| 名前 | 智過 |
| 生没年 | 不明 |
| コメント | 韓と魏が裏切ると予見した。 |
智過は智伯に仕えた人物であり、智伯の一族でもあります。
戦国策に名前が登場します。
晋陽の戦いでは趙の宰相の張孟談の態度を見て、智過は韓と魏が寝返ると考えますが、主君の智伯は取り上げませんでした。
身の危険を感じた智過は輔氏に改姓し、智伯の元を去る事になります。
智過が予測した通り韓と魏が寝返り、智伯は命を落としました。
韓康子と魏桓子の二主が寝返る事は、絺疵も予測しており、智過と絺疵は戦場を離れた事で命拾いしたと言えるでしょう。
智過が韓・魏が裏切ると予見
晋陽の戦いで趙の宰相の張孟談は、韓康子と魏桓子に寝返りを約束させました。
この後に、張孟談は軍使として智伯に謁見し、帰路に着きますが、この時に智過が張孟談を見つける事になります。
智過は急いで智伯に謁見すると、張孟談が闊歩して歩いており、韓・魏に寝返りを約束させたと説きました。
しかし、智伯は「韓と魏には、趙の土地を三分割する約束している」とし、取り合わなかったわけです。
智過は韓康子と魏桓子の元に行き、再び智伯の元に戻りますが「韓・魏の両君の顔色がおかしく、心は動揺しており。我らを裏切る」と告げ、処刑してしまう様に進言しました。
智伯は「晋陽の戦いが始まってから既に3年になるのに、今になって裏切るはずがない」と告げ「2度と言わないでくれ」と釘を刺す事になります。
韓と魏に親しむには
智過は「処刑するつもりがないなら、もっと親身になる様に」と進言しました。
智伯が韓と魏ともっと親しむための方法を訪ねると、智過は次の様に答えています。
※戦国策 趙策より
智過「魏桓子の謀臣を趙葭と言い、韓康子の謀臣を段規と言います。
この二人は主君の方針を変えるだけの力があります。
趙葭と段規の二人に趙を滅ぼした暁には、それぞれに「1万戸の邑を与える」と約束してください。

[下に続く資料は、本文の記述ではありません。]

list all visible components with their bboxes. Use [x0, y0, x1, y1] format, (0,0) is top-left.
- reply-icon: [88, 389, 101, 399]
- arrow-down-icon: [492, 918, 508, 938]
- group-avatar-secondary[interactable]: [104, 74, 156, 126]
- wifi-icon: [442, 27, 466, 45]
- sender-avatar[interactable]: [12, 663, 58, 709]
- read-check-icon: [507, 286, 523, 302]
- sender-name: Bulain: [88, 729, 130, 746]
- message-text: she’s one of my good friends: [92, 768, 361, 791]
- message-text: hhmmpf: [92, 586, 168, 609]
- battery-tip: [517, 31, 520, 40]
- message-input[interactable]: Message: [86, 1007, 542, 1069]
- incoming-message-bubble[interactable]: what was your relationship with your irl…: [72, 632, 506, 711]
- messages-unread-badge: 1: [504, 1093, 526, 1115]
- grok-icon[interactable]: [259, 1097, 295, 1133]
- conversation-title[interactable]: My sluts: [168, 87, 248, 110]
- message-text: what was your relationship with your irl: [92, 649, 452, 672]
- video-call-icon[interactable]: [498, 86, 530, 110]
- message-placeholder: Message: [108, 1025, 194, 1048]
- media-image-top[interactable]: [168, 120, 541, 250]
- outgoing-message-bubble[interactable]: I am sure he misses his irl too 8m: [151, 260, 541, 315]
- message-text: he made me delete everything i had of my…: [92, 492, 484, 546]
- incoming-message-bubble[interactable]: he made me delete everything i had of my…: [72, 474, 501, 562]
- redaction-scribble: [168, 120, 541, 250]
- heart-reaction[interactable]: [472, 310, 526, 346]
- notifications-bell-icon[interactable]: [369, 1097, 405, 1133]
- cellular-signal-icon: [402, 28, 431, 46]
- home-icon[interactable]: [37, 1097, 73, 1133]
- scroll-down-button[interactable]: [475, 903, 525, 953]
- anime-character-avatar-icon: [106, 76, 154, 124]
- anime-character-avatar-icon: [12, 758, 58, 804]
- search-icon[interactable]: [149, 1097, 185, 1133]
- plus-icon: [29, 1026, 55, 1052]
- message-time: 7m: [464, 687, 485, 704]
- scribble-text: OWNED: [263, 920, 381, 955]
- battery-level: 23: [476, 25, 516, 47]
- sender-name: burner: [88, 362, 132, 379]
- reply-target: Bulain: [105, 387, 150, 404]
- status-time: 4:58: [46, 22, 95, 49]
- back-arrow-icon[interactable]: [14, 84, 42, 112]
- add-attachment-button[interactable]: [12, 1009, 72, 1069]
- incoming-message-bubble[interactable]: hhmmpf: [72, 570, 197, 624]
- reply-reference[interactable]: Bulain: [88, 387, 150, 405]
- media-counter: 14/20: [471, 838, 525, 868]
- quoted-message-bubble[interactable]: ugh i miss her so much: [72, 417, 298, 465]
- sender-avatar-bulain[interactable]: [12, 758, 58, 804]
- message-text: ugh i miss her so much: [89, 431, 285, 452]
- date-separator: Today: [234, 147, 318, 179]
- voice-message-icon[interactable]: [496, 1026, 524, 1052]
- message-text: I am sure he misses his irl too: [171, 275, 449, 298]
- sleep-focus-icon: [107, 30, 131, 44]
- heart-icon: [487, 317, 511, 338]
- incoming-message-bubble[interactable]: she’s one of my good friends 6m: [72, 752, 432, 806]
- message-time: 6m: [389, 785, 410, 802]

こうなれば魏桓子も韓康子も裏切る事はありませんし、我が君の望みも叶う事でしょう」
智過は趙葭と段規に1万戸の邑を与えると約束すれば、魏と韓も裏切る事もなく趙を滅ぼす事が出来ると考えたのでしょう。
さらに言えば、智過は智伯が趙を滅ぼせば、その後に韓や魏も滅ぼすと考えており、一次的に相手に与えるだけだと考えた様に思います。

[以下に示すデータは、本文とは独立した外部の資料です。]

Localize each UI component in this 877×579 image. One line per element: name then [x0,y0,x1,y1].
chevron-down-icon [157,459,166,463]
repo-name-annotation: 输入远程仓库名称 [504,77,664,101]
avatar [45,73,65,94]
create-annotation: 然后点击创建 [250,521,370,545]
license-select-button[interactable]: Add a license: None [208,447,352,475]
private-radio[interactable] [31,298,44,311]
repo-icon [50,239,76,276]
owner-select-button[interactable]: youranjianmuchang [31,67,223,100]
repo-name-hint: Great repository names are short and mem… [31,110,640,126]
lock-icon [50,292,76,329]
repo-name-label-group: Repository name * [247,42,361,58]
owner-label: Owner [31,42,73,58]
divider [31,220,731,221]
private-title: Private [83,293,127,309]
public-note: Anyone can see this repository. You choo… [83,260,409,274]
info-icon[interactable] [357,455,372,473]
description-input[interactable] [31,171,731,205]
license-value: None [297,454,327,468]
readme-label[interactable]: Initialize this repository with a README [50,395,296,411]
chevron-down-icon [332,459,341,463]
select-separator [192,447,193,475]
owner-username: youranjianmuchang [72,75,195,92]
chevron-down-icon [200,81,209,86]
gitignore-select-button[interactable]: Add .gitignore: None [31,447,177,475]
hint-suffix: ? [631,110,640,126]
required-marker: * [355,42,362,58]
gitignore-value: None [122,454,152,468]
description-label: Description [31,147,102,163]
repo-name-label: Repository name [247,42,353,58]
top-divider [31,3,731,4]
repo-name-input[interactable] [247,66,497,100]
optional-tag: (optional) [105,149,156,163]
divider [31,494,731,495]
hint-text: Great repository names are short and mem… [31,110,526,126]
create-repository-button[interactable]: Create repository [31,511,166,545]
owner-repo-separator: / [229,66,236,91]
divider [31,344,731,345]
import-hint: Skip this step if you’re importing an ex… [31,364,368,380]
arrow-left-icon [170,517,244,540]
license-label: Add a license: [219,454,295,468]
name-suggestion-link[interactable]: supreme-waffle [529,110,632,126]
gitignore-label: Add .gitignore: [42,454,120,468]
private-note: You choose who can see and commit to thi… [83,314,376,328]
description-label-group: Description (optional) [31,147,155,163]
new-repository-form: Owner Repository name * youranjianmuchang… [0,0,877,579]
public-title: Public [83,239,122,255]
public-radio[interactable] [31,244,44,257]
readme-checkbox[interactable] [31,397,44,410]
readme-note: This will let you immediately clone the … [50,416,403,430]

しかし、智伯は「自分の取り分が減ってしまう」と考えて却下しました。
智伯陣営では絺疵も魏と韓が寝返ると予見していましたが、智過の同じく魏と韓が寝返り晋陽の戦いでの敗戦を予見した事になります。
智過が輔氏に改姓
智過は自らの言葉が智伯に用いられないと悟ると、輔氏と改姓し戦場を後にしました。
智過は韓と魏の寝返りにより、智伯が滅ぶと確信していた事になります。
絺疵は斉への使者となり離脱しましたが、智過は姓を輔氏に代えて、戦場を去ったと言えるでしょう。
智過が戦場を離脱した事を知り、ほくそ笑んだのが張孟談話であり、韓と魏に「今晩に決行」と告げました。
韓康子と魏桓子は晋陽の堤防を決壊させ、水を智伯の陣に流し込み、智伯の軍が混乱したところで、趙襄子が兵を繰り出し、智伯を討ち取る事になります。
晋陽の戦いは、智過が考えた最悪の展開となり幕を下ろしました。
戦国策では智伯は智過の進言を聞き入れなかった事で滅んだとあり、智過の輔氏だけは生き残ったと書き晋陽の戦いを終えています。